Quizá el problema no esté en la habilidad de los ladrones para evadir la justicia ni de la connivencia de los jueces, sino en las leyes. Uno podría pensar que ya que los políticos son los que votan las leyes, nunca van a aprobar nada que les pueda perjudicar en exceso, y dado que la relación entre políticos y empresas es tan estrecha, resultaría contraproducente para sus intereses aprobar leyes duras contra los ladrones de cuello blanco. Podríamos pensar que los jueces realmente no pueden actuar contra los políticos corruptos porque las leyes no les dejan, porque los políticos no las endurecen. Después de todo ¿quién estando en el poder iba a legislar para quitarse poderes y privilegios a sí mismo? No afirmo que todos los políticos actúen de esta manera, pero como hay impunidad política en la toma de decisiones (la gente sigue votando con las vísceras y el voto de castigo no existe) esta casta puede seguir ignorando la voluntad de los que piden más dureza contra la corrupción, ya que su lugar en la cúspide del poder no está (ni estará) amenazada de ninguna manera. Lo saben y por eso hacen lo que hacen.

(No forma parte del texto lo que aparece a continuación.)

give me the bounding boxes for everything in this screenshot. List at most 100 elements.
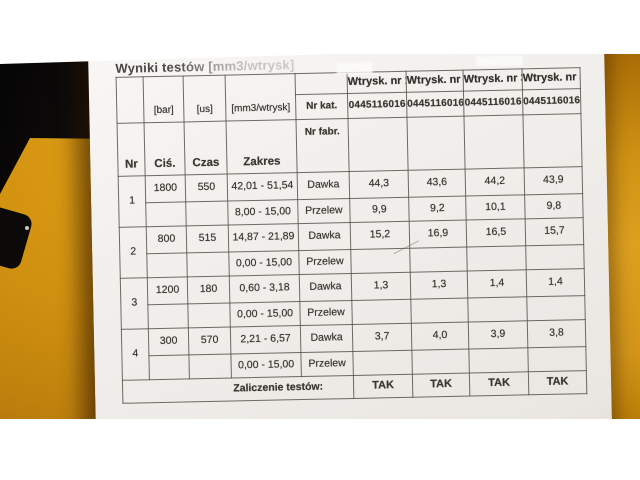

Así que probablemente tengamos en primer lugar un problema de moral, de gente cuya ética no está a la altura del cargo. Pero supongamos por un momento que simplemente es que son estúpidos e incompetentes, que no se han dado cuenta de que no tiene sentido que la descarga de archivos digitales de la Red sea más grave en términos jurídicos que el hurto de un disco de música en unos grandes almacenes. O que no haya apenas diferencia entre robar mil, diez mil, o diez millones de euros en cuanto a los años que esa persona debería pasar en prisión. Falta proporcionalidad en las leyes.

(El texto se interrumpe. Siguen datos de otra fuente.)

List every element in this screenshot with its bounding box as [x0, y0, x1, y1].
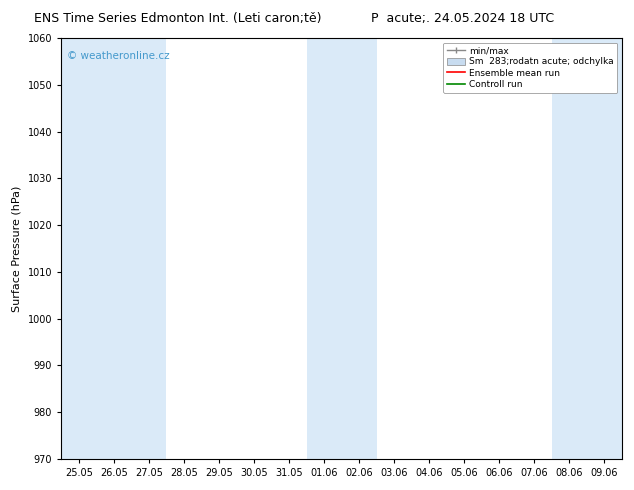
Bar — [342, 38, 377, 459]
Text: © weatheronline.cz: © weatheronline.cz — [67, 50, 169, 61]
Bar — [61, 38, 96, 459]
Bar — [307, 38, 342, 459]
Y-axis label: Surface Pressure (hPa): Surface Pressure (hPa) — [12, 185, 22, 312]
Text: P  acute;. 24.05.2024 18 UTC: P acute;. 24.05.2024 18 UTC — [372, 12, 554, 25]
Bar — [96, 38, 131, 459]
Bar — [131, 38, 166, 459]
Bar — [587, 38, 622, 459]
Text: ENS Time Series Edmonton Int. (Leti caron;tě): ENS Time Series Edmonton Int. (Leti caro… — [34, 12, 321, 25]
Bar — [552, 38, 587, 459]
Legend: min/max, Sm  283;rodatn acute; odchylka, Ensemble mean run, Controll run: min/max, Sm 283;rodatn acute; odchylka, … — [443, 43, 618, 93]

Pero volvamos al tema de los pequeños hurtos. No se puede justificar al pequeño ladrón ni al mangante, aunque por las circunstancias actuales de necesidad más de un caso resulta comprensible. En este tipo de delitos tampoco hay una legislación lógica. Hay una cantidad por debajo de la cual, el robo no es robo, es hurto, y por tanto es un delito menor. Con delitos menores no vas a la cárcel, tan solo te obligarían a pagar multas o a mantener una cierta distancia de ciertos establecimientos y lugares. En este caso y en otros casos de delitos menores como el daño al mobiliario público (grafittis, quema de contenedores etc) no habría que castigar tanto el hecho como la reincidencia. Es decir, que si a un chico de dieciséis años le pillan pintarrajeando una pared una vez, creo que un aviso y una sanción leve como la obligación de limpiar cuatro fines de semana los grafittis del barrio sería más que suficiente. Pero no lo es si ese mismo chico sigue realizando grafittis constantemente y es la decimosegunda vez que le cazan con las manos en la masa. En ese punto el castigo debería ser mayor, porque está claro que esa persona no ha aprendido la lección. Me parece más grave cuando una persona, después de avisos y lecciones, no ha sabido rectificar su comportamiento, que la persona que por inocencia, desconocimiento o estupidez, comete un error puntual  a lo largo de su vida. La primera vez te la perdono (siempre que sea una cosa menor y que el daño causado sea muy leve) pero si vuelves a las andadas entonces pagarás el doble.

La gente está harta porque hay impunidad a causa de la desproporcionalidad de las leyes actuales y también porque el reincidente no paga lo suficiente por sus actos. Está claro que algo hay que cambiar.